Christian Cano Zambrano

La democracia deliberativa es una concepción de la política que describe la manera en que deben conducirse los agentes políticos y las instituciones para alcanzar determinados ideales políticos.

El hecho es que la democracia puede ser deliberativa, pero no depende de la deliberación para ser democracia. De igual forma, la deliberación política puede ser democrática, pero no tiene que serlo para que un intercambio comunicativo pueda ser considerado como deliberación. La consecuencia es clara: la democracia deliberativa no es más que una forma de designar un ideal político en el que se espera que la deliberación desempeñe un rol central en la formulación de agendas públicas, leyes, políticas, programas y acciones públicas.

El debate electoral es una pieza clave en el modelo de comunicación política de las democracias. La exposición de ideas, plataformas electorales y propuestas de los participantes en las contiendas resulta fundamental no solo como una estrategia de propaganda, sino como una forma de crear un espacio para la transparencia, el flujo desinhibido de la información y la deliberación.

El momento electoral es el idóneo para la confrontación de ideas, que, aunado a un determinado modelo de comunicación política, se desarrolla mediante los debates electorales.

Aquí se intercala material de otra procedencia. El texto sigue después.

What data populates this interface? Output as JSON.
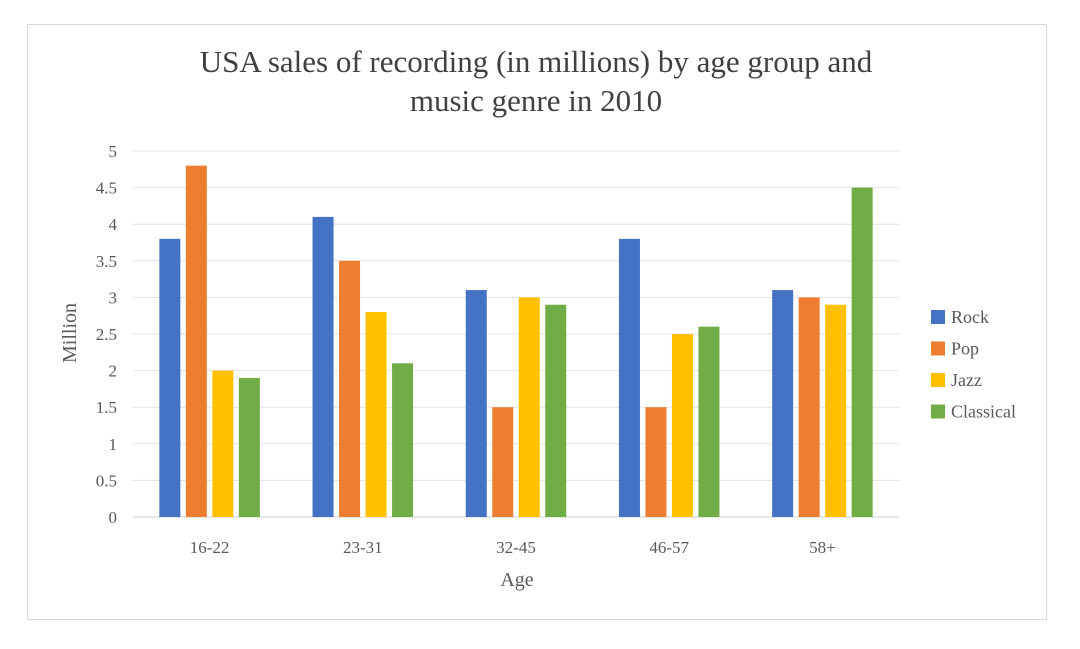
{
  "chart_data": {
    "type": "bar",
    "title": [
      "USA sales of recording (in millions) by age group and",
      "music genre in 2010"
    ],
    "xlabel": "Age",
    "ylabel": "Million",
    "categories": [
      "16-22",
      "23-31",
      "32-45",
      "46-57",
      "58+"
    ],
    "ylim": [
      0,
      5
    ],
    "yticks": [
      "0",
      "0.5",
      "1",
      "1.5",
      "2",
      "2.5",
      "3",
      "3.5",
      "4",
      "4.5",
      "5"
    ],
    "grid": true,
    "legend_position": "right",
    "series": [
      {
        "name": "Rock",
        "color": "#4472C4",
        "values": [
          3.8,
          4.1,
          3.1,
          3.8,
          3.1
        ]
      },
      {
        "name": "Pop",
        "color": "#ED7D31",
        "values": [
          4.8,
          3.5,
          1.5,
          1.5,
          3.0
        ]
      },
      {
        "name": "Jazz",
        "color": "#FFC000",
        "values": [
          2.0,
          2.8,
          3.0,
          2.5,
          2.9
        ]
      },
      {
        "name": "Classical",
        "color": "#70AD47",
        "values": [
          1.9,
          2.1,
          2.9,
          2.6,
          4.5
        ]
      }
    ]
  }
}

Por esta razón, los debates se presentan como el cauce idóneo que, por una parte, expresa las plataformas de los partidos políticos ─o de los candidatos independientes─ y, por otra, resulta un importante incentivo, un núcleo para la conformación de la opinión pública que, en el caso de la ciudadanía, deriva en la disposición ciudadana del voto.

No es posible pensar en una democracia en la cual la libre expresión de ideas esté limitada. La estructuración de un marco normativo, así como la existencia de canales que fomenten el diálogo entre los actores políticos.

Las ideas, el diálogo y la deliberación como fundamento de las democracias, en conjunto con el derecho a la libertad de expresión, deben ejercerse de forma flexible por los ciudadanos.

La calidad y cantidad de información que reciba la ciudadanía, derivada de la confrontación de ideas, conllevará a que esta pueda ejercer un voto libre y razonado, puesto que ha contado con los insumos apropiados para realizar tal reflexión, que, como se expresó anteriormente, se deriva de la información otorgada durante las campañas electorales.

Parte fundamental fue considerar la necesidad del debate electoral para el fortalecimiento de la ciudadanía, pues en una democracia moderna no se podría prescindir de esta forma de interacción entre candidatos y electores, ya que el acceso a la información acerca de los candidatos y sus plataformas electorales es uno de los principales fundamentos para generar una ciudadanía de calidad.